Великой русской литературой, ее бездонным экзистансом и персональным трансфером ее смыслов, можно было жить содержательней, чем без нее, – но она ничего не смогла предотвратить в глобальном историческом развороте. Возможно, она как-то и повлияла на те катастрофические изменения, которые случились в минувшем веке, однако в гораздо большей степени – оказалась в зависимости от процесса, который могла предугадать, но которым не умела управлять.
В России ХХ века соткался некий флюид цивилизации, которая была основана на отказе от религии; опыт оказался неудачным, опомниться после этого обморока не удается поныне.
Литература, однако, со всеми ее смыслами и образами долгое время оставалась тем фантомом на горизонте сознания, которым общество не готово было пожертвовать. Отчасти она использовалась как подсобное средство, как орудие пропаганды, но часто по-прежнему воспринималась и как привилегированная сфера духа, как воплощенный экзистанс нации, не имеющей более явных доказательств своего существования. Лишь в самом конце ХХ века на фоне нарастающего хаоса, распада идеологических фикций и несовпадения наличности хоть с какой-то духовной и социальной органикой, это привилегированное место литературы было поставлено под большой вопрос.
Новый век на этот вопрос дал, пожалуй, однозначный ответ.
Литература как словесное творчество и его продукты – существует.
Но в своих традиционных формах литература приказала долго жить как альтернативная реальность, как центральное событие духа. Она не пользуется большим спросом. Книжно-журнальная словесность в России в начале века оказалась для многих чем-то необязательным и излишним. Сильной надобности в ней у современника явно нет – и она задвинута, заброшена куда подальше, как вещь практически бесполезная.
Почему не имела почти никакого общественного резонанса по-разному интересная проза начала века? Скажем, масштабные двухтомные полотна – «Свечка» Валерия Залотухи и «Учебник рисования» Максима Кантора, которые одним своим объемом делают, казалось бы, заявку на то, чтобы объять эпоху?
Возможно, их уровень несоразмерен актуальной блип-культуре?
Традиционно маркированная литература оказалась если не в изгнании (по формуле Владислава Ходасевича), то в отторжении от злобы дня. Иными словами, она не совпадает с тем чувством жизни, которое доминирует в окружающей действительности. Словесность видится случайным и незначительным аккомпанементом к случайной, незначительной жизни.

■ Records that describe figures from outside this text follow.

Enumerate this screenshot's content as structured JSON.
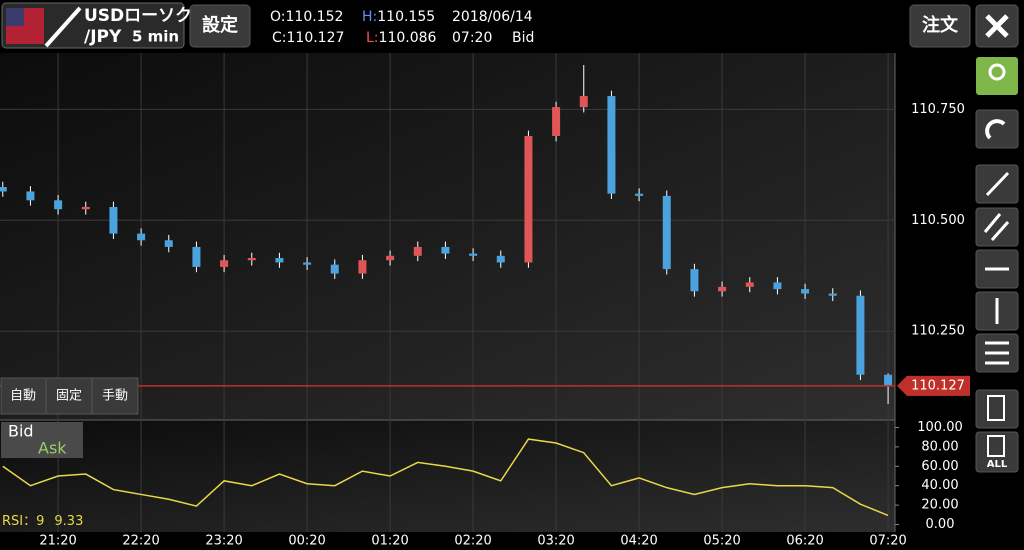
{
  "ui": {
    "pair_top": "USDローソク",
    "pair_bottom": "/JPY",
    "timeframe": "5 min",
    "settings": "設定",
    "o_label": "O:",
    "h_label": "H:",
    "c_label": "C:",
    "l_label": "L:",
    "date": "2018/06/14",
    "time": "07:20",
    "side": "Bid",
    "order": "注文",
    "mode_buttons": [
      "自動",
      "固定",
      "手動"
    ],
    "bid": "Bid",
    "ask": "Ask",
    "rsi_label": "RSI：9",
    "all": "ALL"
  },
  "chart_data": [
    {
      "type": "candlestick",
      "up_color": "#e05555",
      "down_color": "#4aa3df",
      "price_line_color": "#c0302a",
      "x": [
        -40,
        -20,
        0,
        20,
        40,
        60,
        80,
        100,
        120,
        140,
        160,
        180,
        200,
        220,
        240,
        260,
        280,
        300,
        320,
        340,
        360,
        380,
        400,
        420,
        440,
        460,
        480,
        500,
        520,
        540,
        560,
        580,
        600
      ],
      "open": [
        110.575,
        110.565,
        110.545,
        110.525,
        110.53,
        110.47,
        110.455,
        110.44,
        110.395,
        110.41,
        110.415,
        110.405,
        110.4,
        110.38,
        110.41,
        110.42,
        110.44,
        110.425,
        110.42,
        110.405,
        110.69,
        110.755,
        110.78,
        110.56,
        110.555,
        110.39,
        110.34,
        110.35,
        110.36,
        110.345,
        110.335,
        110.33,
        110.152
      ],
      "high": [
        110.587,
        110.577,
        110.557,
        110.542,
        110.542,
        110.482,
        110.467,
        110.452,
        110.422,
        110.427,
        110.427,
        110.417,
        110.412,
        110.422,
        110.432,
        110.452,
        110.452,
        110.437,
        110.432,
        110.702,
        110.767,
        110.85,
        110.792,
        110.572,
        110.567,
        110.402,
        110.362,
        110.372,
        110.372,
        110.357,
        110.347,
        110.342,
        110.155
      ],
      "low": [
        110.553,
        110.533,
        110.513,
        110.513,
        110.458,
        110.443,
        110.428,
        110.383,
        110.383,
        110.398,
        110.393,
        110.388,
        110.368,
        110.368,
        110.398,
        110.408,
        110.413,
        110.408,
        110.393,
        110.393,
        110.678,
        110.743,
        110.548,
        110.543,
        110.378,
        110.328,
        110.328,
        110.338,
        110.333,
        110.323,
        110.318,
        110.14,
        110.086
      ],
      "close": [
        110.565,
        110.545,
        110.525,
        110.53,
        110.47,
        110.455,
        110.44,
        110.395,
        110.41,
        110.415,
        110.405,
        110.4,
        110.38,
        110.41,
        110.42,
        110.44,
        110.425,
        110.42,
        110.405,
        110.69,
        110.755,
        110.78,
        110.56,
        110.555,
        110.39,
        110.34,
        110.35,
        110.36,
        110.345,
        110.335,
        110.33,
        110.152,
        110.127
      ],
      "xlim": [
        -42,
        605
      ],
      "xticks": [
        {
          "value": 0,
          "label": "21:20"
        },
        {
          "value": 60,
          "label": "22:20"
        },
        {
          "value": 120,
          "label": "23:20"
        },
        {
          "value": 180,
          "label": "00:20"
        },
        {
          "value": 240,
          "label": "01:20"
        },
        {
          "value": 300,
          "label": "02:20"
        },
        {
          "value": 360,
          "label": "03:20"
        },
        {
          "value": 420,
          "label": "04:20"
        },
        {
          "value": 480,
          "label": "05:20"
        },
        {
          "value": 540,
          "label": "06:20"
        },
        {
          "value": 600,
          "label": "07:20"
        }
      ],
      "ylim": [
        110.05,
        110.877
      ],
      "yticks": [
        {
          "value": 110.25,
          "label": "110.250"
        },
        {
          "value": 110.5,
          "label": "110.500"
        },
        {
          "value": 110.75,
          "label": "110.750"
        }
      ],
      "grid": true
    },
    {
      "type": "line",
      "color": "#e8d84a",
      "x": [
        -40,
        -20,
        0,
        20,
        40,
        60,
        80,
        100,
        120,
        140,
        160,
        180,
        200,
        220,
        240,
        260,
        280,
        300,
        320,
        340,
        360,
        380,
        400,
        420,
        440,
        460,
        480,
        500,
        520,
        540,
        560,
        580,
        600
      ],
      "values": [
        60,
        40,
        50,
        52,
        36,
        31,
        26,
        19,
        45,
        40,
        52,
        42,
        40,
        55,
        50,
        64,
        60,
        55,
        45,
        88,
        84,
        74,
        40,
        48,
        38,
        31,
        38,
        42,
        40,
        40,
        38,
        21,
        9.33
      ],
      "xlim": [
        -42,
        605
      ],
      "ylim": [
        -7.7,
        107.7
      ],
      "yticks": [
        {
          "value": 0,
          "label": "0.00"
        },
        {
          "value": 20,
          "label": "20.00"
        },
        {
          "value": 40,
          "label": "40.00"
        },
        {
          "value": 60,
          "label": "60.00"
        },
        {
          "value": 80,
          "label": "80.00"
        },
        {
          "value": 100,
          "label": "100.00"
        }
      ]
    }
  ]
}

Имеет место перепроизводство словесности в том качестве и количестве, которые могут быть востребованы обществом, существующим в ситуации исторического дисбаланса, в попытке загладить культурный шок путем примитивных манипуляций обрывками воспоминаний и элементарными реакциями на непонятный и, пожалуй, враждебный вызов реальности.
Справедливо ли это? Нет, несправедливо. Как прежде, так и сегодня книжная литература у нас гораздо значительней, чем внелитературная жизнь.
Вот как аргумент три примера самой недавней яркой прозы.
Владимир Сотников. «Улыбка Эммы» (2016)
Первое. Это книга-итог ХХ веку. Итог не слишком утешительный. Зло побеждало и в глобальном масштабе доминировало. Жизнь человека превращалась в череду драматических ситуаций-конвульсий – встреч со злом лицом к лицу. Главное и почти единственное ее содержание – эти встречи, а смысл в ней или рождается в такие моменты (если хватает сил сопротивляться), или не рождается (если человек капитулирует).
Зло ХХ века в романе точно названо. И это второе. Бесчеловечные машины зла: нацизм и совок. Агентура зла: сотрудники органов.
Книга Сотникова – это опыт стойкости. Это третье. Опыт неприятия зла. Опыт тихого сопротивления.
Четвертое. Это книга памяти, книга передачи традиции. Сын после смерти отца пытается угадать в его прижизненном молчании то самое важное, что составляет его, отца, человеческую суть. И это получается, Сотников здесь страшно убедителен. Как и во многом остальном.
Пятое. Это роман, в котором героем и автором решается проблема осмысленной речи в бессмысленном мире. Как и зачем говорить, когда тебя или не слышат, или когда тебя с твоей речью извратят и обесценят. Отец героя становится учителем самых маленьких детей в сельской школе. Сам главный герой пытается писать прозу. И получается у него это ценой той жертвы, которую можно сопоставить по смыслу с религиозной практикой обрезания. Герой рубит себе пальцы, чтобы отринуть липкое зло. (Воплощением этого зла стал на сей раз некий питерский чекист, в котором читатель кого-нибудь да опознает.)